Un riesame del Social Forum Mondiale è tanto più “urgente” dal momento che esso è diventato l’unico spazio auto-organizzato del mondo, dove è possibile irradiare analisi e progettare cambiamenti attraverso l’incontro con persone decise a trovare alternative alla globalizzazione capitalista. Basti pensare che in Africa si sono svolti già due Social Forum Continentali (Bamako, 2002 e Addis Abeba, 2003), che hanno avallato una Carta dei Principi che è all’origine del Social Forum Panafricano. Essendo i media sono tutti “padronali” o “governativi”, guardano con sospetto al Social Forum e nemmeno lo degnano di uno sguardo, se non per denigrarlo. Senza alcun contatto con i fermenti invisibili dei popoli, in particolare con la parte più alfabetizzata e militante, non meraviglia che governi, diplomazie e giornalisti siano rimasti storditi dalla rivolta africana, oggi estesa al mondo arabo.

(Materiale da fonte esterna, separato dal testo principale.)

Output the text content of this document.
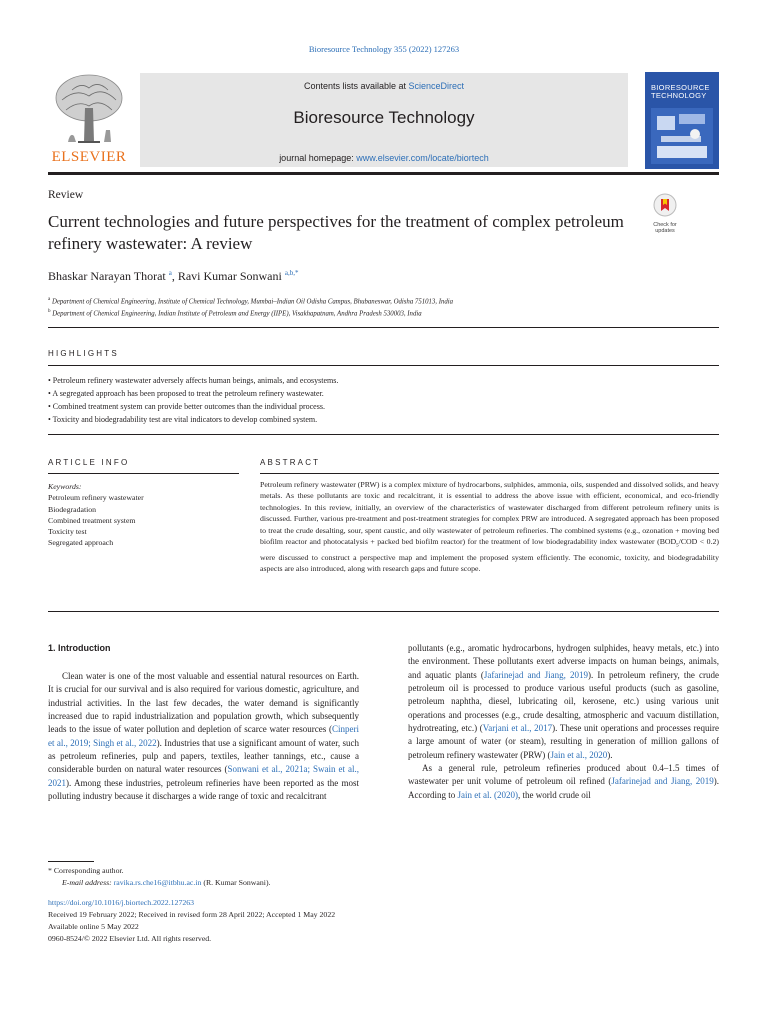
Bioresource Technology 355 (2022) 127263
ELSEVIER
Contents lists available at ScienceDirect
Bioresource Technology
journal homepage: www.elsevier.com/locate/biortech
BIORESOURCE TECHNOLOGY
Review
Current technologies and future perspectives for the treatment of complex petroleum refinery wastewater: A review
Check for
updates
Bhaskar Narayan Thorat $^a$, Ravi Kumar Sonwani $^{a,b,*}$
$^a$ Department of Chemical Engineering, Institute of Chemical Technology, Mumbai–Indian Oil Odisha Campus, Bhubaneswar, Odisha 751013, India
$^b$ Department of Chemical Engineering, Indian Institute of Petroleum and Energy (IIPE), Visakhapatnam, Andhra Pradesh 530003, India
HIGHLIGHTS
• Petroleum refinery wastewater adversely affects human beings, animals, and ecosystems.
• A segregated approach has been proposed to treat the petroleum refinery wastewater.
• Combined treatment system can provide better outcomes than the individual process.
• Toxicity and biodegradability test are vital indicators to develop combined system.
ARTICLE INFO	ABSTRACT
Keywords:
Petroleum refinery wastewater
Biodegradation
Combined treatment system
Toxicity test
Segregated approach
Petroleum refinery wastewater (PRW) is a complex mixture of hydrocarbons, sulphides, ammonia, oils, suspended and dissolved solids, and heavy metals. As these pollutants are toxic and recalcitrant, it is essential to address the above issue with efficient, economical, and eco-friendly technologies. In this review, initially, an overview of the characteristics of wastewater discharged from different petroleum refinery units is discussed. Further, various pre-treatment and post-treatment strategies for complex PRW are introduced. A segregated approach has been proposed to treat the crude desalting, sour, spent caustic, and oily wastewater of petroleum refineries. The combined systems (e.g., ozonation + moving bed biofilm reactor and photocatalysis + packed bed biofilm reactor) for the treatment of low biodegradability index wastewater ($BOD_5$/COD < 0.2) were discussed to construct a perspective map and implement the proposed system efficiently. The economic, toxicity, and biodegradability aspects are also introduced, along with research gaps and future scope.
1. Introduction

Clean water is one of the most valuable and essential natural resources on Earth. It is crucial for our survival and is also required for various domestic, agriculture, and industrial activities. In the last few decades, the water demand is significantly increased due to rapid industrialization and population growth, which subsequently leads to the issue of water pollution and depletion of scarce water resources (Cinperi et al., 2019; Singh et al., 2022). Industries that use a significant amount of water, such as petroleum refineries, pulp and papers, textiles, leather tannings, etc., cause a considerable burden on natural water resources (Sonwani et al., 2021a; Swain et al., 2021). Among these industries, petroleum refineries have been reported as the most polluting industry because it discharges a wide range of toxic and recalcitrant

pollutants (e.g., aromatic hydrocarbons, hydrogen sulphides, heavy metals, etc.) into the environment. These pollutants exert adverse impacts on human beings, animals, and aquatic plants (Jafarinejad and Jiang, 2019). In petroleum refinery, the crude petroleum oil is processed to produce various useful products (such as gasoline, petroleum naphtha, diesel, lubricating oil, kerosene, etc.) using various unit operations and processes (e.g., crude desalting, atmospheric and vacuum distillation, hydrotreating, etc.) (Varjani et al., 2017). These unit operations and processes require a large amount of water (or steam), resulting in generation of million gallons of petroleum refinery wastewater (PRW) (Jain et al., 2020).

As a general rule, petroleum refineries produced about 0.4–1.5 times of wastewater per unit volume of petroleum oil refined (Jafarinejad and Jiang, 2019). According to Jain et al. (2020), the world crude oil

* Corresponding author.
E-mail address: ravika.rs.che16@itbhu.ac.in (R. Kumar Sonwani).
https://doi.org/10.1016/j.biortech.2022.127263
Received 19 February 2022; Received in revised form 28 April 2022; Accepted 1 May 2022
Available online 5 May 2022
0960-8524/© 2022 Elsevier Ltd. All rights reserved.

Che il Social Forum Mondiale metta paura ai governi è comprovato proprio da quanto è accaduto a Dakar, dove la disorganizzazione è stata massima. Impossibile conoscere il programma e trovare le sedi previste. Quasi tutti i seminari erano sprovvisti di impianti di amplificazione e della traduzione simultanea. Gli incontri si sono svolti in tende improvvisate. La ragione di tale scompiglio, assolutamente inusuale nei Social Forum, non è stata mai esplicitata, forse per “ragioni di buona educazione”. La verità, nuda e cruda, è la seguente. Approfittando di una protesta del mondo universitario alla fine di Dicembre, il governo ha ritenuto opportuno cambiare il rettore e sostituirlo con uno che, come prima atto, ha deciso di annullare tutti gli impegni assunti dal precedente. Le aule universitarie, destinate alle migliaia di partecipanti, molti dei quali stranieri, sono state precluse. Il boicottaggio governativo è stato quasi ammesso dal Presidente Wade (un ottantatreenne malato, screditato e a rischio di dimissioni), il quale, dopo essersi vantato di essere “liberista” e contrario all’economia di stato, ha denigrato prima l’operato politico di Lula (presente all’atto ufficiale) e poi il Social Forum.

Ci consola pensare che quest’ultimo può sopravvivere nelle tende, mentre i capi corrotti non sopravviveranno nelle memoria dei popoli.